4- AYM’in en dikkat çekici iptal gerekçesi ise, 7531 Sayılı Kanun ile CMK’nın 75/6.a.2. alt bendine eklenen ve önödemeye tabi hakaret suçunun uygulama alanını sınırlayan “Hakaret (125 inci maddenin ikinci fıkrası, üçüncü fıkrasının (b) ve (c) bentleri ve dördüncü fıkrası),” hükmünün “ikinci fıkrası, üçüncü fıkrasının (b) ve (c) bentleri ve dördüncü fıkrası” kısmını iptal etmesidir.

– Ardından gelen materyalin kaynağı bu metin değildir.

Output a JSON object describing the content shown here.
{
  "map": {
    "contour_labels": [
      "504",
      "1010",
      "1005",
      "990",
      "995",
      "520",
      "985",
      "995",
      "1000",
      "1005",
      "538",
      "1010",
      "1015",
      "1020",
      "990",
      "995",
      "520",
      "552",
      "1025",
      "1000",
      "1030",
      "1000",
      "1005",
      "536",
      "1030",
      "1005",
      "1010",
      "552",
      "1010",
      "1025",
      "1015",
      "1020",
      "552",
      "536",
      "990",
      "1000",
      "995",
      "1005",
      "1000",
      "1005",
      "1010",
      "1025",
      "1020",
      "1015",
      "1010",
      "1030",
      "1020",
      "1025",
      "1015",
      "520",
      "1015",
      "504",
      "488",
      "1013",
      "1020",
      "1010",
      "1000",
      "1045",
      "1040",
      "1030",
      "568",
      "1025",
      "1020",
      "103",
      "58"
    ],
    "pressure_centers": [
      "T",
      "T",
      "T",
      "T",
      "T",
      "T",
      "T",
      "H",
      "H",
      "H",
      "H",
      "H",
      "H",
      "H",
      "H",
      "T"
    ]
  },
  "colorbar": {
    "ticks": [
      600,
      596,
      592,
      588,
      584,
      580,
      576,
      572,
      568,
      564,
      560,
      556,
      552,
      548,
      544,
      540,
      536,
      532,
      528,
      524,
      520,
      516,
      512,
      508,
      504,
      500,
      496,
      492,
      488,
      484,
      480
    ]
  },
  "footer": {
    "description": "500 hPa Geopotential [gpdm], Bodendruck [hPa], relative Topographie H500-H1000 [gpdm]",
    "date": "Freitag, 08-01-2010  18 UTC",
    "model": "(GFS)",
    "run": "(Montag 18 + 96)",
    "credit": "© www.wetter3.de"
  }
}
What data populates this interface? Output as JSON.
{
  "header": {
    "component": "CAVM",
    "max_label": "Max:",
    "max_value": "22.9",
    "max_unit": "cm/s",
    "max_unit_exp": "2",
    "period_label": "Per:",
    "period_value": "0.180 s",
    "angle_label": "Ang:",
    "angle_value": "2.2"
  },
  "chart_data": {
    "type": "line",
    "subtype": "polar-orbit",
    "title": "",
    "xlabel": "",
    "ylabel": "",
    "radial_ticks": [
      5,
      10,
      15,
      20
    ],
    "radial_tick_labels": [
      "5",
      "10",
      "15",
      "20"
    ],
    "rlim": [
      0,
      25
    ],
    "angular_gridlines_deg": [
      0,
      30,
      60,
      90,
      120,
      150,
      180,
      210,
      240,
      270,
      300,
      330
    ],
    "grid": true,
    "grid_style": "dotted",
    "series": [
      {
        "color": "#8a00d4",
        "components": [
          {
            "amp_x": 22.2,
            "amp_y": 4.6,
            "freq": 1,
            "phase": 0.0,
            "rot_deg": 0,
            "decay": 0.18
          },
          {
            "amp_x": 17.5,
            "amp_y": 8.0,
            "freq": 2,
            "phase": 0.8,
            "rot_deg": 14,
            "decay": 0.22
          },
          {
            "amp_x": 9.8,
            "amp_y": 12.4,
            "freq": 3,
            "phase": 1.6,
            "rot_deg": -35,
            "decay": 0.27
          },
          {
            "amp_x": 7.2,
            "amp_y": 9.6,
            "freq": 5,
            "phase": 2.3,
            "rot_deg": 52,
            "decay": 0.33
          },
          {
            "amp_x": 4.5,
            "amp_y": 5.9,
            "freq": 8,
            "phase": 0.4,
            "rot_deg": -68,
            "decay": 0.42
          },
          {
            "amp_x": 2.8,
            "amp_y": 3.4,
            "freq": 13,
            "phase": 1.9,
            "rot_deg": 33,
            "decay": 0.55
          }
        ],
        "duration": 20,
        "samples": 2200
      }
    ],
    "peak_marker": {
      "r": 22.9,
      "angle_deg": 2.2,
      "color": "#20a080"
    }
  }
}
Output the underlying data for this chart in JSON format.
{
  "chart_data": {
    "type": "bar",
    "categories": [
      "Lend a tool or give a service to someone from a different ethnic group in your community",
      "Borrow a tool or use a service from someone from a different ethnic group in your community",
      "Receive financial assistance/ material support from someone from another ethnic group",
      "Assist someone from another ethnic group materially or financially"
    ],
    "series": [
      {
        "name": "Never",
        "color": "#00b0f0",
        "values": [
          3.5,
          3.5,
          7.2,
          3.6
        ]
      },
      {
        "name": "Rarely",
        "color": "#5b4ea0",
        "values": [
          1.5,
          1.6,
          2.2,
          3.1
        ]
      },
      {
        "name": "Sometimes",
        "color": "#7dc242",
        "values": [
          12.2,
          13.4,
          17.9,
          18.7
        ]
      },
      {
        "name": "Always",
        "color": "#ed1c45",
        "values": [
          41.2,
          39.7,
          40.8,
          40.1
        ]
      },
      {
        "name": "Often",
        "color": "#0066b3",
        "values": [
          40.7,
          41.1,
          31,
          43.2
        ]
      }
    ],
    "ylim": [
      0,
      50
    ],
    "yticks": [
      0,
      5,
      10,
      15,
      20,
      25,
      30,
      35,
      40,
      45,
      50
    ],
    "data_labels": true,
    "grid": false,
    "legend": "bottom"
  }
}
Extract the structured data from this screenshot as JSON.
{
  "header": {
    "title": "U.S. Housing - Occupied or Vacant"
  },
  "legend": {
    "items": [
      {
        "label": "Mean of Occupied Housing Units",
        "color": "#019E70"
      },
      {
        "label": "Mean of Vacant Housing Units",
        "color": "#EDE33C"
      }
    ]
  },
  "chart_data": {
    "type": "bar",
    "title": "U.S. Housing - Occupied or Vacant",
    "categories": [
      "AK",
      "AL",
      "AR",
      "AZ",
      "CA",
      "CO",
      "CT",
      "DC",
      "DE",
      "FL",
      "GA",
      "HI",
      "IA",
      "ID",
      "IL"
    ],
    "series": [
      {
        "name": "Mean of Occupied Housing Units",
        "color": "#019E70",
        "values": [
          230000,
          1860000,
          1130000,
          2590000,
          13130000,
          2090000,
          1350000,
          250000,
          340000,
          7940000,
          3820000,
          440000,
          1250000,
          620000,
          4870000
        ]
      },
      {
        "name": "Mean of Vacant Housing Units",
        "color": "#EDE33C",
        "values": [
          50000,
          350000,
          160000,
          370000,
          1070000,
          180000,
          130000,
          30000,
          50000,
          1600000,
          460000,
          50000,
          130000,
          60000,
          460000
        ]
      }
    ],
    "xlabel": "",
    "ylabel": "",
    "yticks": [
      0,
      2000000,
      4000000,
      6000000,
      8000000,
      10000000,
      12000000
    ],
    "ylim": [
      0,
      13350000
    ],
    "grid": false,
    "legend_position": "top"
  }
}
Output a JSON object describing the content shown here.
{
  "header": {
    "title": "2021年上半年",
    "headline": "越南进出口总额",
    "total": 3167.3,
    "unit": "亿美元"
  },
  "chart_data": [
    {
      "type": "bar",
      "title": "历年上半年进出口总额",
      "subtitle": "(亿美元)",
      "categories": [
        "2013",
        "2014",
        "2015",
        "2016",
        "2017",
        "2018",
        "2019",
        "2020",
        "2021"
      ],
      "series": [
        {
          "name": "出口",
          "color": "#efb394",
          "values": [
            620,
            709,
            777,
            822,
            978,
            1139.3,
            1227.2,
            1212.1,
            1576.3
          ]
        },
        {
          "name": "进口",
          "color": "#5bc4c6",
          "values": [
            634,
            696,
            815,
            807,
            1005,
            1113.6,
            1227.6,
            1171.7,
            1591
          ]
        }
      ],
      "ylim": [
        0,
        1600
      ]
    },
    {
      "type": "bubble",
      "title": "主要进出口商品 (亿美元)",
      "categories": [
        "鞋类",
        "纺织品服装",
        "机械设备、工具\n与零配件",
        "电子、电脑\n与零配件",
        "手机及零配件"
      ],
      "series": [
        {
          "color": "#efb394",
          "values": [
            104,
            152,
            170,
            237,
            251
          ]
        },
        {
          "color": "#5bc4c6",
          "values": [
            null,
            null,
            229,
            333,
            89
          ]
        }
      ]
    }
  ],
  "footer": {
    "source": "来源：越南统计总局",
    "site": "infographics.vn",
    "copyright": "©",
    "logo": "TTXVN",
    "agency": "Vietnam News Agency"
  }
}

5- AYM, CMK’nın 75. Maddesine yönelik iptali “Mağduru muhatap alan sesli, yazılı veya görüntülü bir iletiyle hakaret suçunu işleyen fail ile doğrudan huzurda ya da gıyapta hakaret suçunu işleyen failin benzer hukuki konumda oldukları ve karşılaştırılmaya müsait oldukları, kural nedeniyle bunlar arasında suçun işleniş biçimi gözetilerek önödeme hükümlerinin uygulanması bakımından farklılık meydana getirildiği anlaşılmaktadır… Dolayısıyla mağdura muhatap alan sesli, yazılı veya görüntülü bir iletiyle hakaret suçunu işleyen fail ile doğrudan huzurda ya da gıyapta hakaret suçunu işleyen fail arasında önödeme hükümlerinin uygulanması bakımından nesnel ve makul bir temele dayanmaksızın farklılık oluşturan kuralın kanun önünde eşitlik ilkesiyle bağdaştığı söylenemez.” gerekçelerine dayandırmıştır. (Paragraf 63, 73)
6- AYM, CMK’nın 75/6.a.2. alt bende yönelik iptal kararının Resmi Gazetede yayımlanmasından başlayarak 9 ay sonra yürürlüğe girmesine de karar vermiştir.
7- CMK’nın 75/6.a.2. alt bentte yönelik 9 ay içerisinde yasal bir değişiklik yapılmaması halinde, madde “Hakaret (125 inci maddenin) “ şeklini alacağı için hakaret suçunun tüm hallerinde önödeme kurumunun uygulanması olanaklı hale gelecektir.
8- Yukarıda belirtilen (7. Maddede) halin gerçekleşmesi yani 9 ay içerisinde yasal bir düzenleme yapılmaması halinde TCK’nın 125//1. fıkrasında yer alan suç yönünden hem önödeme hem de uzlaştırma hükümlerinin uygulanması olanaklı hale gelecektir. Bununla birlikte CMK’nın 253/3. maddesinin “Soruşturulması ve kovuşturulması şikâyete bağlı olsa bile, … hakaret suçunda (125 inci maddenin ikinci fıkrası), uzlaştırma yoluna gidilemez.” hükmü yürürlükte olduğundan, TCK’nın 125/2. Fıkrasındaki suç yönünde sadece önödeme uygulanabilecektir. Bu durum uzlaştırma yasağı bulunan TCK’nın 125/2. maddesinde düzenlenen hakaret suçu açısından yeni bir Anayasaya aykırılık tartışmasını gündeme getirecektir.